In order for developing countries to meet the United Nations Sustainable Development Goals (SDGs), the private sector and the countries themselves must be critical providers of funding to achieve the ambitious vision to end poverty, protect the planet, and engender prosperity for all.
The Milken Institute Center for Financial Markets and the Organisation for Economic Co-operation and Development (OECD) partnered to study policy and regulatory issues that are impeding development finance tools.
Through their analysis and survey data, the OECD and the Milken Institute found that guarantee and insurance products can serve as tremendous instruments to help fill the United Nations Sustainable Development Goals financing gap but their potential is far from being maximized. It is therefore important to address three broad issues in order to increase their use and effectiveness:
There are significant strategic and operational disincentives for development organizations to use guarantees and insurance as opposed to their other products.

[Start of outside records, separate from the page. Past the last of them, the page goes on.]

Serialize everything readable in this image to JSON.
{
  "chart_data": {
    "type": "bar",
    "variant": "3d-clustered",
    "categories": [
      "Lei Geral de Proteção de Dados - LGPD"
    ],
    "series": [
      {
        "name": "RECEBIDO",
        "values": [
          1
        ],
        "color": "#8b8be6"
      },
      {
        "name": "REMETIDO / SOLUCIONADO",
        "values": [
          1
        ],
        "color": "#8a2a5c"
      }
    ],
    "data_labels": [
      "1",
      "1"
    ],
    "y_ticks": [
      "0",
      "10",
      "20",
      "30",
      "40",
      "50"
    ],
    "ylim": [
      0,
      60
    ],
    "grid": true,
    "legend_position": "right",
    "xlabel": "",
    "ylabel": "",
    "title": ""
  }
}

Many guarantee and insurance products are incompatible with Basel financial regulations, including regulatory standards on risk weighting and liquidity.
Many guarantee and insurance products are incompatible with banking business models that focus on the origination and sale of loans to institutional investors.
This assessment illustrates how the world’s leading multilateral and bilateral guarantors fare in these three categories. Based on our findings, we suggest a pragmatic set of short- and longer-term recommendations that can contribute to this alignment.